Mythos Preview autonomously discovered thousands of zero-day vulnerabilities across all major operating systems and web browsers, including a 27-year-old OpenBSD bug and a 17-year-old FreeBSD remote code execution flaw. It succeeded in 73% of expert-level capture-flag cybersecurity tasks and was the first model to solve a simulated 32-step end-to-end corporate network attack. Anthropic made the model available to just 11 organizations, including Apple, Google, Microsoft and AWS, under a $100 million defensive initiative.
The decision not to publish Mythos was a statement in itself. He noted that Anthropic has capabilities that it considers too powerful for broad access, a claim that, justified or not, functions as a credibility marker for investors evaluating the company’s technical position relative to OpenAI and Google DeepMind.
The question of valuation
An $800 billion valuation places Anthropic in territory where typical venture capital frameworks collapse. At this scale, investors are not pricing a startup; They are considering a possible platform company, one that could become as fundamental to the economy as cloud computing or mobile operating systems.

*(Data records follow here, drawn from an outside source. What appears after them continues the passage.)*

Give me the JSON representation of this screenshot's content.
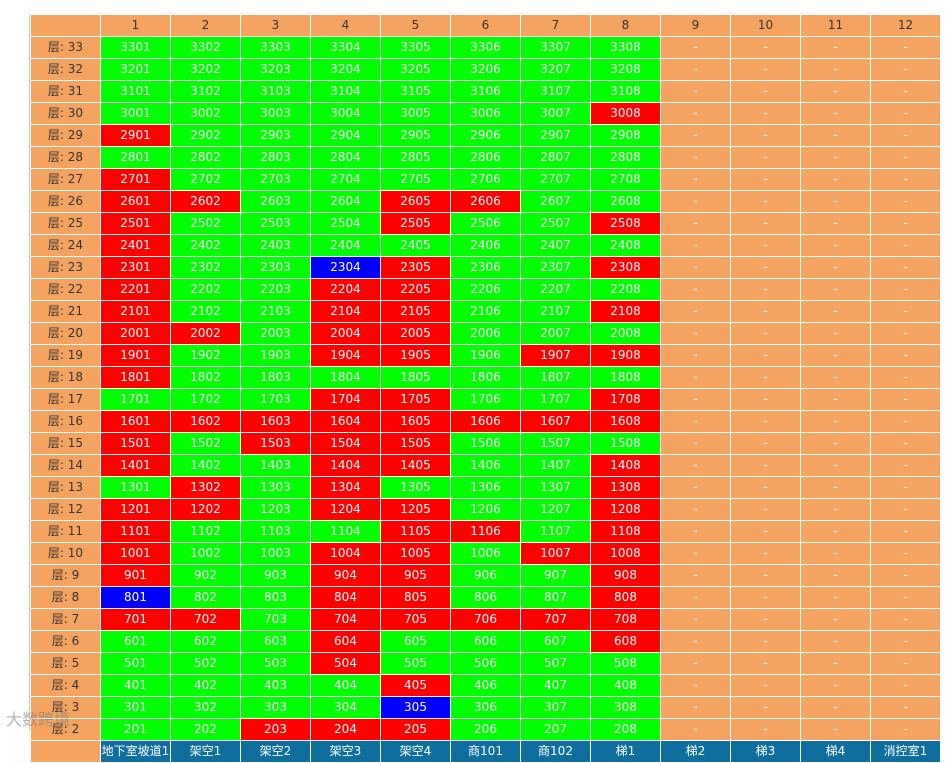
{
  "colors": {
    "available": "#00ff00",
    "sold": "#ff0000",
    "selected": "#0000ff",
    "empty": "#f4a460",
    "header": "#f4a460",
    "footer": "#0e6f9e"
  },
  "floor_prefix": "层: ",
  "columns": [
    "1",
    "2",
    "3",
    "4",
    "5",
    "6",
    "7",
    "8",
    "9",
    "10",
    "11",
    "12"
  ],
  "units": [
    "地下室坡道1",
    "架空1",
    "架空2",
    "架空3",
    "架空4",
    "商101",
    "商102",
    "梯1",
    "梯2",
    "梯3",
    "梯4",
    "消控室1"
  ],
  "empty_text": "-",
  "floors": [
    {
      "floor": "33",
      "rooms": [
        "3301",
        "3302",
        "3303",
        "3304",
        "3305",
        "3306",
        "3307",
        "3308"
      ],
      "status": "gggggggg"
    },
    {
      "floor": "32",
      "rooms": [
        "3201",
        "3202",
        "3203",
        "3204",
        "3205",
        "3206",
        "3207",
        "3208"
      ],
      "status": "gggggggg"
    },
    {
      "floor": "31",
      "rooms": [
        "3101",
        "3102",
        "3103",
        "3104",
        "3105",
        "3106",
        "3107",
        "3108"
      ],
      "status": "gggggggg"
    },
    {
      "floor": "30",
      "rooms": [
        "3001",
        "3002",
        "3003",
        "3004",
        "3005",
        "3006",
        "3007",
        "3008"
      ],
      "status": "gggggggr"
    },
    {
      "floor": "29",
      "rooms": [
        "2901",
        "2902",
        "2903",
        "2904",
        "2905",
        "2906",
        "2907",
        "2908"
      ],
      "status": "rggggggg"
    },
    {
      "floor": "28",
      "rooms": [
        "2801",
        "2802",
        "2803",
        "2804",
        "2805",
        "2806",
        "2807",
        "2808"
      ],
      "status": "gggggggg"
    },
    {
      "floor": "27",
      "rooms": [
        "2701",
        "2702",
        "2703",
        "2704",
        "2705",
        "2706",
        "2707",
        "2708"
      ],
      "status": "rggggggg"
    },
    {
      "floor": "26",
      "rooms": [
        "2601",
        "2602",
        "2603",
        "2604",
        "2605",
        "2606",
        "2607",
        "2608"
      ],
      "status": "rrggrrgg"
    },
    {
      "floor": "25",
      "rooms": [
        "2501",
        "2502",
        "2503",
        "2504",
        "2505",
        "2506",
        "2507",
        "2508"
      ],
      "status": "rgggrggr"
    },
    {
      "floor": "24",
      "rooms": [
        "2401",
        "2402",
        "2403",
        "2404",
        "2405",
        "2406",
        "2407",
        "2408"
      ],
      "status": "rggggggg"
    },
    {
      "floor": "23",
      "rooms": [
        "2301",
        "2302",
        "2303",
        "2304",
        "2305",
        "2306",
        "2307",
        "2308"
      ],
      "status": "rggbrggr"
    },
    {
      "floor": "22",
      "rooms": [
        "2201",
        "2202",
        "2203",
        "2204",
        "2205",
        "2206",
        "2207",
        "2208"
      ],
      "status": "rggrrggg"
    },
    {
      "floor": "21",
      "rooms": [
        "2101",
        "2102",
        "2103",
        "2104",
        "2105",
        "2106",
        "2107",
        "2108"
      ],
      "status": "rggrrggr"
    },
    {
      "floor": "20",
      "rooms": [
        "2001",
        "2002",
        "2003",
        "2004",
        "2005",
        "2006",
        "2007",
        "2008"
      ],
      "status": "rrgrrggg"
    },
    {
      "floor": "19",
      "rooms": [
        "1901",
        "1902",
        "1903",
        "1904",
        "1905",
        "1906",
        "1907",
        "1908"
      ],
      "status": "rggrrgrr"
    },
    {
      "floor": "18",
      "rooms": [
        "1801",
        "1802",
        "1803",
        "1804",
        "1805",
        "1806",
        "1807",
        "1808"
      ],
      "status": "rggggggg"
    },
    {
      "floor": "17",
      "rooms": [
        "1701",
        "1702",
        "1703",
        "1704",
        "1705",
        "1706",
        "1707",
        "1708"
      ],
      "status": "gggrrggr"
    },
    {
      "floor": "16",
      "rooms": [
        "1601",
        "1602",
        "1603",
        "1604",
        "1605",
        "1606",
        "1607",
        "1608"
      ],
      "status": "rrrrrrrr"
    },
    {
      "floor": "15",
      "rooms": [
        "1501",
        "1502",
        "1503",
        "1504",
        "1505",
        "1506",
        "1507",
        "1508"
      ],
      "status": "rgrrrggg"
    },
    {
      "floor": "14",
      "rooms": [
        "1401",
        "1402",
        "1403",
        "1404",
        "1405",
        "1406",
        "1407",
        "1408"
      ],
      "status": "rggrrggr"
    },
    {
      "floor": "13",
      "rooms": [
        "1301",
        "1302",
        "1303",
        "1304",
        "1305",
        "1306",
        "1307",
        "1308"
      ],
      "status": "grgrgggr"
    },
    {
      "floor": "12",
      "rooms": [
        "1201",
        "1202",
        "1203",
        "1204",
        "1205",
        "1206",
        "1207",
        "1208"
      ],
      "status": "rrgrrggr"
    },
    {
      "floor": "11",
      "rooms": [
        "1101",
        "1102",
        "1103",
        "1104",
        "1105",
        "1106",
        "1107",
        "1108"
      ],
      "status": "rgggrrgr"
    },
    {
      "floor": "10",
      "rooms": [
        "1001",
        "1002",
        "1003",
        "1004",
        "1005",
        "1006",
        "1007",
        "1008"
      ],
      "status": "rggrrgrr"
    },
    {
      "floor": "9",
      "rooms": [
        "901",
        "902",
        "903",
        "904",
        "905",
        "906",
        "907",
        "908"
      ],
      "status": "rggrrggr"
    },
    {
      "floor": "8",
      "rooms": [
        "801",
        "802",
        "803",
        "804",
        "805",
        "806",
        "807",
        "808"
      ],
      "status": "bggrrggr"
    },
    {
      "floor": "7",
      "rooms": [
        "701",
        "702",
        "703",
        "704",
        "705",
        "706",
        "707",
        "708"
      ],
      "status": "rrgrrrrr"
    },
    {
      "floor": "6",
      "rooms": [
        "601",
        "602",
        "603",
        "604",
        "605",
        "606",
        "607",
        "608"
      ],
      "status": "gggrgggr"
    },
    {
      "floor": "5",
      "rooms": [
        "501",
        "502",
        "503",
        "504",
        "505",
        "506",
        "507",
        "508"
      ],
      "status": "gggrgggg"
    },
    {
      "floor": "4",
      "rooms": [
        "401",
        "402",
        "403",
        "404",
        "405",
        "406",
        "407",
        "408"
      ],
      "status": "ggggrggg"
    },
    {
      "floor": "3",
      "rooms": [
        "301",
        "302",
        "303",
        "304",
        "305",
        "306",
        "307",
        "308"
      ],
      "status": "ggggbggg"
    },
    {
      "floor": "2",
      "rooms": [
        "201",
        "202",
        "203",
        "204",
        "205",
        "206",
        "207",
        "208"
      ],
      "status": "ggrrrggg"
    }
  ],
  "watermark": "大数跨境"
}
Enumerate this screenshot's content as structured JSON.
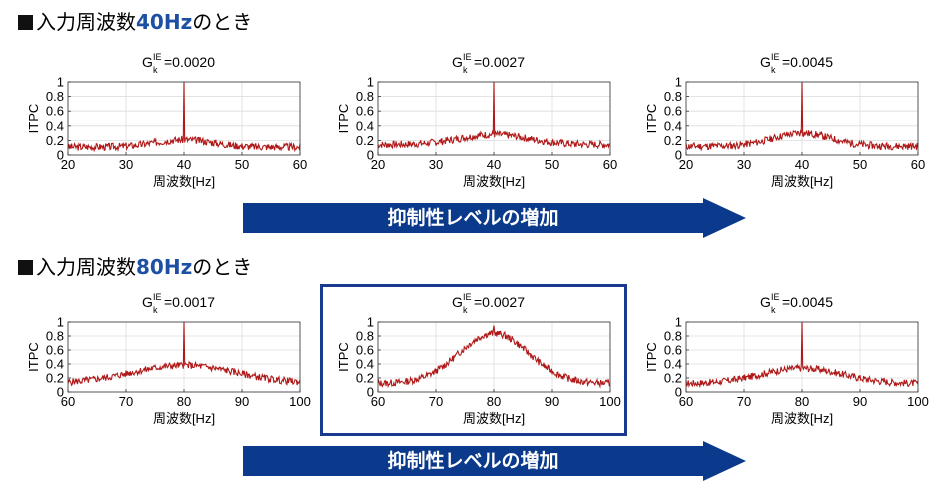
{
  "sections": [
    {
      "prefix": "入力周波数",
      "freq": "40Hz",
      "suffix": "のとき"
    },
    {
      "prefix": "入力周波数",
      "freq": "80Hz",
      "suffix": "のとき"
    }
  ],
  "arrow_label": "抑制性レベルの増加",
  "colors": {
    "series": "#b01818",
    "accent": "#1d4fa3",
    "arrow": "#0b3a8c",
    "grid": "#dcdcdc",
    "highlight_border": "#1a3a8f"
  },
  "chart_data": [
    {
      "type": "line",
      "title": {
        "base": "G",
        "sup": "IE",
        "sub": "k",
        "value": "=0.0020"
      },
      "xlabel": "周波数[Hz]",
      "ylabel": "ITPC",
      "xlim": [
        20,
        60
      ],
      "ylim": [
        0,
        1
      ],
      "xticks": [
        20,
        30,
        40,
        50,
        60
      ],
      "yticks": [
        0,
        0.2,
        0.4,
        0.6,
        0.8,
        1
      ],
      "grid": true,
      "peak_x": 40,
      "peak_y": 1.0,
      "baseline": 0.11,
      "hump": 0.1,
      "hump_width": 5,
      "noise": 0.05,
      "seed": 3
    },
    {
      "type": "line",
      "title": {
        "base": "G",
        "sup": "IE",
        "sub": "k",
        "value": "=0.0027"
      },
      "xlabel": "周波数[Hz]",
      "ylabel": "ITPC",
      "xlim": [
        20,
        60
      ],
      "ylim": [
        0,
        1
      ],
      "xticks": [
        20,
        30,
        40,
        50,
        60
      ],
      "yticks": [
        0,
        0.2,
        0.4,
        0.6,
        0.8,
        1
      ],
      "grid": true,
      "peak_x": 40,
      "peak_y": 1.0,
      "baseline": 0.14,
      "hump": 0.14,
      "hump_width": 6,
      "noise": 0.05,
      "seed": 7
    },
    {
      "type": "line",
      "title": {
        "base": "G",
        "sup": "IE",
        "sub": "k",
        "value": "=0.0045"
      },
      "xlabel": "周波数[Hz]",
      "ylabel": "ITPC",
      "xlim": [
        20,
        60
      ],
      "ylim": [
        0,
        1
      ],
      "xticks": [
        20,
        30,
        40,
        50,
        60
      ],
      "yticks": [
        0,
        0.2,
        0.4,
        0.6,
        0.8,
        1
      ],
      "grid": true,
      "peak_x": 40,
      "peak_y": 1.0,
      "baseline": 0.12,
      "hump": 0.18,
      "hump_width": 5,
      "noise": 0.05,
      "seed": 11
    },
    {
      "type": "line",
      "title": {
        "base": "G",
        "sup": "IE",
        "sub": "k",
        "value": "=0.0017"
      },
      "xlabel": "周波数[Hz]",
      "ylabel": "ITPC",
      "xlim": [
        60,
        100
      ],
      "ylim": [
        0,
        1
      ],
      "xticks": [
        60,
        70,
        80,
        90,
        100
      ],
      "yticks": [
        0,
        0.2,
        0.4,
        0.6,
        0.8,
        1
      ],
      "grid": true,
      "peak_x": 80,
      "peak_y": 1.0,
      "baseline": 0.12,
      "hump": 0.26,
      "hump_width": 9,
      "noise": 0.05,
      "seed": 5
    },
    {
      "type": "line",
      "title": {
        "base": "G",
        "sup": "IE",
        "sub": "k",
        "value": "=0.0027"
      },
      "xlabel": "周波数[Hz]",
      "ylabel": "ITPC",
      "xlim": [
        60,
        100
      ],
      "ylim": [
        0,
        1
      ],
      "xticks": [
        60,
        70,
        80,
        90,
        100
      ],
      "yticks": [
        0,
        0.2,
        0.4,
        0.6,
        0.8,
        1
      ],
      "grid": true,
      "peak_x": 80,
      "peak_y": 0.95,
      "baseline": 0.12,
      "hump": 0.72,
      "hump_width": 6,
      "noise": 0.05,
      "seed": 13
    },
    {
      "type": "line",
      "title": {
        "base": "G",
        "sup": "IE",
        "sub": "k",
        "value": "=0.0045"
      },
      "xlabel": "周波数[Hz]",
      "ylabel": "ITPC",
      "xlim": [
        60,
        100
      ],
      "ylim": [
        0,
        1
      ],
      "xticks": [
        60,
        70,
        80,
        90,
        100
      ],
      "yticks": [
        0,
        0.2,
        0.4,
        0.6,
        0.8,
        1
      ],
      "grid": true,
      "peak_x": 80,
      "peak_y": 1.0,
      "baseline": 0.12,
      "hump": 0.22,
      "hump_width": 7,
      "noise": 0.05,
      "seed": 17
    }
  ]
}
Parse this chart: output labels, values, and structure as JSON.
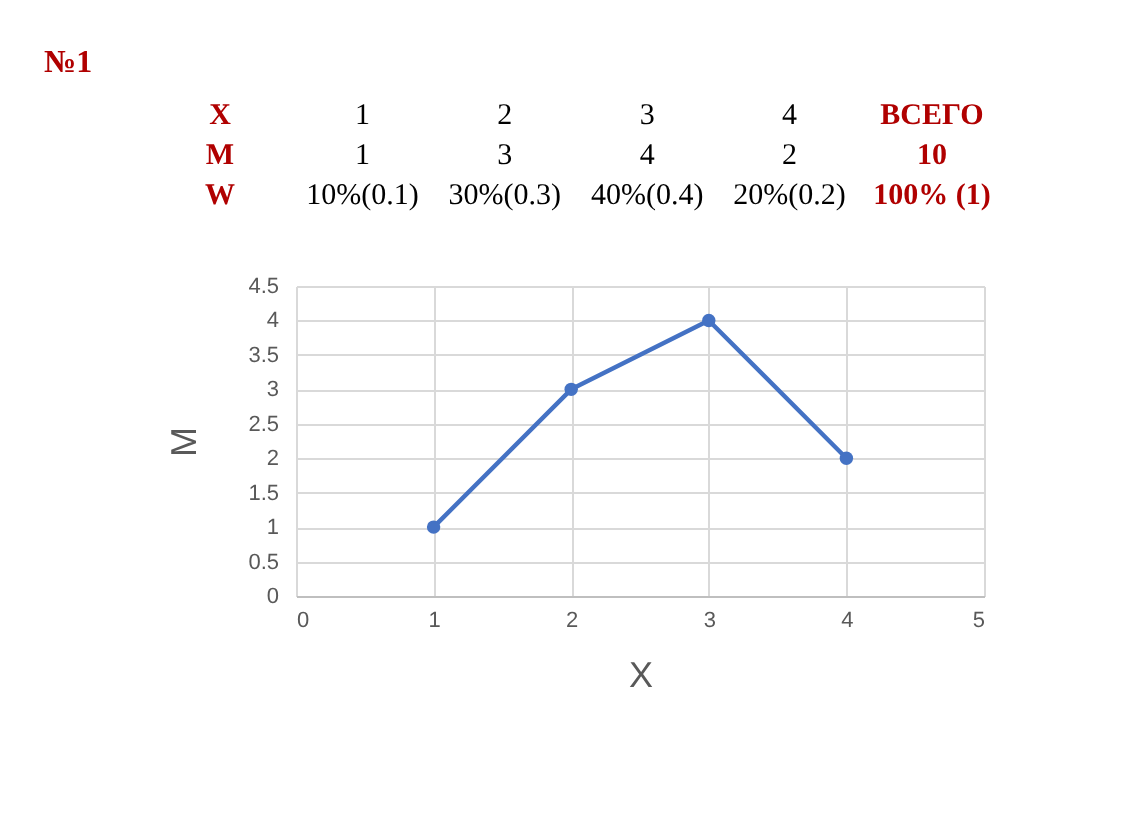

The bullish case is simple: Anthropic’s revenue is growing faster than any company in history, its models are competitive with or ahead of OpenAI’s across multiple benchmarks, and enterprise demand for AI capabilities shows no signs of slowing. If Claude becomes the default AI layer for a significant portion of global knowledge work, the revenue ceiling will be measured in hundreds of billions, not tens.
The bearish case is equally clear. Revenue multiples of 27x assume sustained hypergrowth, and no company has sustained growth rates of this magnitude for more than a few quarters. The AI ​​market is intensely competitive, with OpenAI, Google, Meta, and a growing list of open source alternatives fighting for the same enterprise budgets. Anthropic’s costs are enormous: training frontier models, building infrastructure at scaleand compete for talent against companies with deeper pockets. The path from $30 billion in revenue to profitability at a level that justifies $800 billion in enterprise value is not guaranteed.
There is also the broader question of whether AI valuations have become detached from fundamentals in a way that will eventually correct them. The sector has absorbed hundreds of billions in investments under the premise that AI will reshape the global economy. If adoption curves flatten, or if commoditization shrinks margins faster than revenues grow, companies that rose to peak valuations will face the most painful adjustments.
For now, however, the the money keeps flowing. Anthropic has not accepted the $800 billion bids, suggesting it believes the price will rise or that it is waiting for conditions that would give it more control over its cap table ahead of a potential initial public offering. Either way, the fact that several investors are willing to write checks at this valuation tells you everything about where the market thinks AI is headed and how much it is willing to pay. bet on that conviction.